If you’ve ever heard someone speak rapidly in another language, it is an exercise in learning inflections. The rise and fall of their intonations, the dull tones and light breaks between emotional outbursts, the flat replies of sarcasm, and the half-grin sounds of witty replies. These are all distinguishable in one way or another, even if you can’t understand what they are saying.
For me, life in Japan has been like this evolution of sound. Things came all at once several months ago, a stream of unintelligible sounds and data that rocked my mind. When people spoke, it was a stream of sound, roaring like an unchecked river, uncollected and untamed, brutal to my unaware mind. As time passed this roaring became a light trickle, and every now and then, standing on the banks, I would see the riverbed beneath the stream, moving so slowly I could even reach in to pick out some rocks. These breaks, or trickles, represented the moments my mind learned a few cultural tricks, or a bit of language that allowed me to breathe easy.

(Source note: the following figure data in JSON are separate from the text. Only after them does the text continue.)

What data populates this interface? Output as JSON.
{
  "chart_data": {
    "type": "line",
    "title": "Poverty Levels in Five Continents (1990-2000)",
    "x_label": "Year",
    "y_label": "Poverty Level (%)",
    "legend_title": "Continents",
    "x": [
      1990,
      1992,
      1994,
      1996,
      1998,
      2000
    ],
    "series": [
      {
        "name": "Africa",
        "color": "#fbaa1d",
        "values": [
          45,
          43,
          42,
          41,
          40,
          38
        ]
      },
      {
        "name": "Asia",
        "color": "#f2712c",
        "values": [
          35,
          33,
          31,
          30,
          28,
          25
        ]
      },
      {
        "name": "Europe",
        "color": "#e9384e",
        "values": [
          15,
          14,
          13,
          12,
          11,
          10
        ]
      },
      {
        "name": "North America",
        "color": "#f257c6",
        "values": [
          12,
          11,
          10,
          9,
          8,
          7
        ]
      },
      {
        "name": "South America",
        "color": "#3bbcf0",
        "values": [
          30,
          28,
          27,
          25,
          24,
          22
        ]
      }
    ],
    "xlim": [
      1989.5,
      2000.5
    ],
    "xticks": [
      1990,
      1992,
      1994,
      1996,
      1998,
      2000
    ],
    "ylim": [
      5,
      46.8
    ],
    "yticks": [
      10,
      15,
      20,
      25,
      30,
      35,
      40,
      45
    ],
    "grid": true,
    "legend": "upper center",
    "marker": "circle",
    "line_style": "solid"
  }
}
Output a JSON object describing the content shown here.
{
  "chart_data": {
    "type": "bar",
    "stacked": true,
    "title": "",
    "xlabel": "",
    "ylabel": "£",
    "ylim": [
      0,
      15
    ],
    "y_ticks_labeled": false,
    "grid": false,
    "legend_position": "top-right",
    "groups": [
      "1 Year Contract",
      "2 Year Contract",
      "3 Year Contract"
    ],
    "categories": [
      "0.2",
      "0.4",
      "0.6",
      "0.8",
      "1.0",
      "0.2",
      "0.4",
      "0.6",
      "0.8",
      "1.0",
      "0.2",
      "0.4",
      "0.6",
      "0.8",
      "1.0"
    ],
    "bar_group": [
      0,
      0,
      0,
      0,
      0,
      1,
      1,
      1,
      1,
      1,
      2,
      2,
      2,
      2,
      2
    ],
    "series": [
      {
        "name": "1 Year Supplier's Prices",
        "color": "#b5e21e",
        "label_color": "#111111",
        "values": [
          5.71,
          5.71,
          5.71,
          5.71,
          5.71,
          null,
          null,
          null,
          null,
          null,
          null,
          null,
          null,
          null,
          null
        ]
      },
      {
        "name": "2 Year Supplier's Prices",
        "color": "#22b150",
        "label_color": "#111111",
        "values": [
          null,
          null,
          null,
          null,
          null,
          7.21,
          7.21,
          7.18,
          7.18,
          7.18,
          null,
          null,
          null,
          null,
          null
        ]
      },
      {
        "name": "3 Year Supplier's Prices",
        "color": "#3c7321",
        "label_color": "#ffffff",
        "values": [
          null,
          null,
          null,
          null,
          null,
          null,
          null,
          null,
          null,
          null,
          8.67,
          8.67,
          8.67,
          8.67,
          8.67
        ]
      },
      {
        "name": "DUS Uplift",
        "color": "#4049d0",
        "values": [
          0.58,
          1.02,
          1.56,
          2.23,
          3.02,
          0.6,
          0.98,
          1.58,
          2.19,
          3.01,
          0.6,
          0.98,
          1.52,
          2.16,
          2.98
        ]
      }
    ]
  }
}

Then there would come a moment of pain. A moment of frustration wrought by the inability to express myself to communicate with another adult, like the feeling of helplessness in a doctor’s office as he explains things in a stream of sound. They crash, they rage.
Eventually, I could hear words. The stream was no longer unintelligible. When people spoke, even rapidly, I could hear what they were saying. The meaning of course, was lost. But that rush, the sense of despair with the coming of the flood, was gone. On television commercials, in the train or walking on the street, I could hear snippets of conversation…
ことばわ。。。
そですね。。。
何?
ほんとだよ。あのひとわ。。。
Even when people chat near me, I can hear what they are saying, though I am not at the point where I can understand everything. To previously escape this Japanese stream, I would wear headphones, hide in my apartment, and watch all the English media I could handle. My mind buckled under the pressure of my inability to understand what was around me. But now, it seems, I am starting to breathe. When the people around me talk, little lifebuoys pop up through the stream coming from their lips, little things I can hang on to as the days go by. I can use more words and light expressions, and sometimes, in brief moments, there is no stream, and I am standing in an empty riverbed, with nothing but the smooth stones underneath to keep me company.
Maybe the day will come when I am in this riverbed all the time, when I will need no lifebuoys to keep me up as I face the raging torrent that is the Japanese language. When that day comes, how will I breathe? how will I think? I do not know. But I can already see my feet, bare and damp, stepping on the smooth stones, feeling the slightest hint of dirt between my toes. I will smile.